There’s a classic sketch from the early days of Saturday Night Live in which Dan Aykroyd, playing President Carter, fields a call from a listener on a live radio program. The caller is in the midst of a bad trip, and Carter gently talks him through it, at one point suggesting he put on some music, “maybe some Allman Brothers.”
The incongruity of the president name-checking the ABB makes it funny enough, but in reality, there was a larger backstory that informed the joke. And that backstory supplies part of the premise for the BBC’s new documentary Sweet Home Alabama: The Southern Rock Saga. Namely, that Southern rock helped pave the way for the Carter presidency and “put the South back on the map” in the decade following the Civil Rights battles.
Slightly overstated perhaps, but as the filmmakers point out, Carter did announce he was running for president at the annual picnic/concert in Macon, GA, hosted by Capricorn Records, the preeminent Southern rock label of the day. (Side note: you could have also seen Andy Warhol and a 17-year-old future bassist for R.E.M. named Mike Mills at the picnics.) The Allmans played stadium-sized fundraisers for Carter. And Carter picked Charlie Daniels’s “The South’s Gonna Do It Again” as his campaign anthem. Perhaps even more remarkable, the music helped to mainstream Southern culture, ushering in a period in the mid-70s where you could have seen Italians from Long Island going to a Lynryd Skynyrd show at Nassau Coliseum wearing cowboy hats and bandanas.
How’d it come to this? Well, primarily because of the Allmans. About half of the hour-long film is dedicated to the story of Duane, Gregg & Co. “Everybody had to be affected by the Allman Brothers,” says Charlie Daniels. “They were the forerunners.” And not just in developing a distinctly white take on Southern black music, but culturally as well–being the only longhairs in the town of Macon, where they were lured by Phil and Alan Walden, who founded Capricorn in 1969. (Which itself provides a great story: In the words of Alan Walden, a bunch of black “gangsters” took over the southern soul studios and labels after Martin Luther King’s assassination. Their message was “We’ll fuck you up.” Hence, white producers and executives were forced to find white acts to manage.)
Predictably, the story of Skynyrd gets plenty of screen time as well. And unlike the Brothers, they didn’t have much in the way of hippie sensibilities. “They weren’t trying to make a better world; they just wanted to play,” says Mills.
By the time of Skynyrd’s plane crash, the Brothers’ first breakup and the Carter administration, the movie is about ready to wrap up. And that’s the great missed opportunity here.

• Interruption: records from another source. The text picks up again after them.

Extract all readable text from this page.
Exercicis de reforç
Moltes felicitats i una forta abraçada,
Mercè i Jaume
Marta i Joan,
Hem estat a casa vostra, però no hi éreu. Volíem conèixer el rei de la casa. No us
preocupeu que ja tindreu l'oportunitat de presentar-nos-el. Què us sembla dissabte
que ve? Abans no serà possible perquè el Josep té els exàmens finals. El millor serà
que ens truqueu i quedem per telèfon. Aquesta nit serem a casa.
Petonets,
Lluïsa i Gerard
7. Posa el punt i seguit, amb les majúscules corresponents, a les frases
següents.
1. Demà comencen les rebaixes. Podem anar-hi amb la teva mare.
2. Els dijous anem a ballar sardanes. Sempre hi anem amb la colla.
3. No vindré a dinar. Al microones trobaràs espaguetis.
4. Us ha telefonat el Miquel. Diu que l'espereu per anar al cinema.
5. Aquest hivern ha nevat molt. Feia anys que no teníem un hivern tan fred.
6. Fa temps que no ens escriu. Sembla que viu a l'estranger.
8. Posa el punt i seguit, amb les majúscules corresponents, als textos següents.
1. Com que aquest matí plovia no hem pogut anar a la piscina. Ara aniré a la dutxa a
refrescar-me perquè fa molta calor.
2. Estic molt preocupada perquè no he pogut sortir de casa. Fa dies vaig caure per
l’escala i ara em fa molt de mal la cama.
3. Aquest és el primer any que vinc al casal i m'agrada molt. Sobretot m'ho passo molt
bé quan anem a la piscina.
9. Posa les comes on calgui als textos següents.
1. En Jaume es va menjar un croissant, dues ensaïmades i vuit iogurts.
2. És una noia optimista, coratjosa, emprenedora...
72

Documentaries are often flawed in that they’re too long, as if the director couldn’t be persuaded to cut more of his precious footage. Here, it’s just the opposite. The filmmakers’ focus on the Brothers and Skynyrd gives short shrift to countless other bands, like Molly Hatchet, Blackfoot and the Outlaws, most of whom barely get a mention. Texas rock is glazed over, with a quick discussion of only ZZ Top, and New Orleans-influenced bands like Little Feat are ignored altogether. And quite glaringly, the influence of Muscle Shoals, specifically its house band the Swampers and the Rolling Stones recording of “Wild Horses” and Brown Sugar” there, get nary a mention.
But an even bigger question: where’s the discussion of the Southern rock resurgence? The filmmakers landed an interview with Drive-By Truckers frontman Patterson Hood, and yet we almost never see him, never hear his unique take on Skynyrd as heard in Southern Rock Opera, and never hear about his band–nor any of his contemporaries, for that matter.
British audiences have long been champions of Southern American music. Here, they just deserved to hear a little more.